Un officier de police judiciaire peut garder un individu au poste de police pour une durée limitée. Découvrez les raisons d’une garde à vue, sa durée maximale et les droits de la personne privée temporairement de sa liberté.
Qu'est-ce que la garde à vue ?
La garde à vue est une mesure privative de liberté.
Le code de procédure pénale prévoit qu’un « officier de police judiciaire peut, pour les nécessités de l’enquête, placer en garde à vue toute personne à l’encontre de laquelle il existe une ou plusieurs raisons plausibles de soupçonner qu’elle a commis ou tenté de commettre une infraction » (art. 63 C. proc. pén.).
En d’autres termes, la procédure de garde à vue permet à un officier de police judiciaire de garder au poste de police, pendant une durée limitée, une personne suspectée d’avoir commis ou tenté de commettre une infraction pour les besoins d’une enquête et pour l’interroger.
Combien de temps peut durer une garde à vue ?
La durée de principe de la garde à vue est de 24 heures.
La garde à vue démarre au moment où la personne est privée de sa liberté d’aller et de venir.
Toutefois, ce délai peut être prolongé, avant son expiration, avec l'autorisation du procureur de la République :
- de 24 heures - soit au total, une garde à vue de 48 heures, sur autorisation écrite du procureur de la République ou d'un juge d'instruction suivant le cas ;
- de 48 heures - soit, au total, une garde à vue de 96 heures (quatre jours) pour les affaires de stupéfiants, de délinquance organisée et de terrorisme. Les faits de délinquance organisée recouvrent le vol et la séquestration en bande organisée, l’association de malfaiteurs, l’extorsion de fonds aggravée, le proxénétisme aggravé ou en bande organisée ;
- de 96 heures, la garde à vue pouvant ainsi durer jusqu’à six jours pour les besoins d’une enquête relative au terrorisme lorsqu'il existe un risque actuel d'actes de terrorisme (la menace doit être avérée et actuelle).
Au terme du délai (24, 48 ou 96 heures), la personne est obligatoirement :
- soit remise en liberté ;
- soit présentée à un juge qui décidera des suites à donner aux poursuites.
A noter : un enfant de moins de 13 ans ne peut pas être placé en garde à vue.
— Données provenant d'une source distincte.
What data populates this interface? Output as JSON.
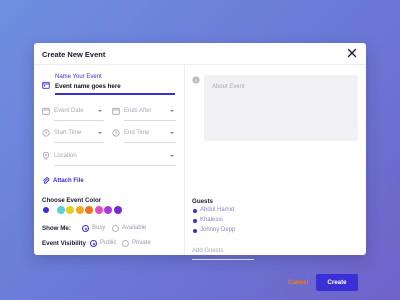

Mais le jeune de 10 à 13 ans peut être mis en retenue au commissariat, pour les nécessités de l'enquête, après autorisation d'un magistrat et sous son contrôle en cas de crime ou de délit puni d'au moins sept ans d'emprisonnement.
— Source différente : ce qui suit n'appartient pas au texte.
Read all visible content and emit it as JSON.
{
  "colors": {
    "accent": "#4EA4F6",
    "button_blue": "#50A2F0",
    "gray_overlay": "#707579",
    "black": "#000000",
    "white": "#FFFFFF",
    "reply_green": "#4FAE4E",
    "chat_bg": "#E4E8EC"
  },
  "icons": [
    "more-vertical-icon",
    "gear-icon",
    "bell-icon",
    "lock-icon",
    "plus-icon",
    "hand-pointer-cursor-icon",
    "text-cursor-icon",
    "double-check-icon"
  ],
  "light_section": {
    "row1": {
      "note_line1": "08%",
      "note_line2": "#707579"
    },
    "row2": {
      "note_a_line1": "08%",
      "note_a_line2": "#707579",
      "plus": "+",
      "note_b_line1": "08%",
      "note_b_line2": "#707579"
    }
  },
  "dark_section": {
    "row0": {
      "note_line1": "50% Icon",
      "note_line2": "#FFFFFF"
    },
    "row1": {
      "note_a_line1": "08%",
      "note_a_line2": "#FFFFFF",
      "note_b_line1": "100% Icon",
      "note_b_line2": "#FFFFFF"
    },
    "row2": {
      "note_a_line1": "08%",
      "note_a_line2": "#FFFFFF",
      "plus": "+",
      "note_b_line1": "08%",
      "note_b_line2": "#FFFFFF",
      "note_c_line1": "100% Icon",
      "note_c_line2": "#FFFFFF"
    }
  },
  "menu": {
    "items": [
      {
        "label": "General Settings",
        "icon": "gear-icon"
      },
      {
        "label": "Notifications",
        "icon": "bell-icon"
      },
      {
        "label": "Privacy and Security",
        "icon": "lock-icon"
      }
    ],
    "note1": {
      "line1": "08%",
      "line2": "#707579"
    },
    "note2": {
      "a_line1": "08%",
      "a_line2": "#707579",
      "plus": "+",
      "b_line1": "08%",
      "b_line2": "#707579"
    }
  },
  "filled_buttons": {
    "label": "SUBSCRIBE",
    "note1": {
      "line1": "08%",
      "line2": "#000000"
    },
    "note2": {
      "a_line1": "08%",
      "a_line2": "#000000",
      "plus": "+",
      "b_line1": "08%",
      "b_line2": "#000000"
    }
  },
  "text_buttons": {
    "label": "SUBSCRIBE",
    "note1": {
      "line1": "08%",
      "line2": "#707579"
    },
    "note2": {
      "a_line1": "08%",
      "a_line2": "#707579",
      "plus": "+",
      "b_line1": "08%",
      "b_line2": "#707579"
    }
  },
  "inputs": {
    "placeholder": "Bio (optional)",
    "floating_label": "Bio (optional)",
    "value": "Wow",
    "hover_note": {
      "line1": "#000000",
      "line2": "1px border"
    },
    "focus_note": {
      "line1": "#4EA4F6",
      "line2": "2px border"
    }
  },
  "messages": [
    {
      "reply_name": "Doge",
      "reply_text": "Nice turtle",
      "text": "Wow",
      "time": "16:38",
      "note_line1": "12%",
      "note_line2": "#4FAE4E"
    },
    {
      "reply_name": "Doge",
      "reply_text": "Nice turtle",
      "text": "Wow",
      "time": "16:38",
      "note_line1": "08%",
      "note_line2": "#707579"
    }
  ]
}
Quels sont les droits de la personne gardée à vue ?
Toute personne placée en garde à vue est immédiatement informée :
- de la nature de l’infraction faisant l’objet de l’enquête ;
- des dispositions relatives à la durée de la garde à vue ;
- de ses droits.
Toute personne détenue dans le cadre d’une procédure de garde à vue a ainsi le droit de :
- faire prévenir, par téléphone, la personne avec laquelle elle vit habituellement, l'un de ses parents en ligne directe, l'un de ses frères et sœurs ou son employeur au plus tard dans un délai de trois heures à compter du début de sa garde à vue ;
- se faire examiner à tout moment par un médecin désigné par le procureur ; si la personne gardée à vue ne demande pas cet examen, l'un des membres de sa famille peut le faire, et il est obligatoirement fait droit à cette requête ;
- s'entretenir confidentiellement avec un avocat pendant 30 minutes, dès la première heure de la garde à vue. Ce délai est porté à 48 heures pour les affaires de proxénétisme, d'extorsion de fonds aggravé, d'association de malfaiteurs, de vol en bande organisé, de destruction et 72 heures pour celles de terrorisme et de trafic de drogue.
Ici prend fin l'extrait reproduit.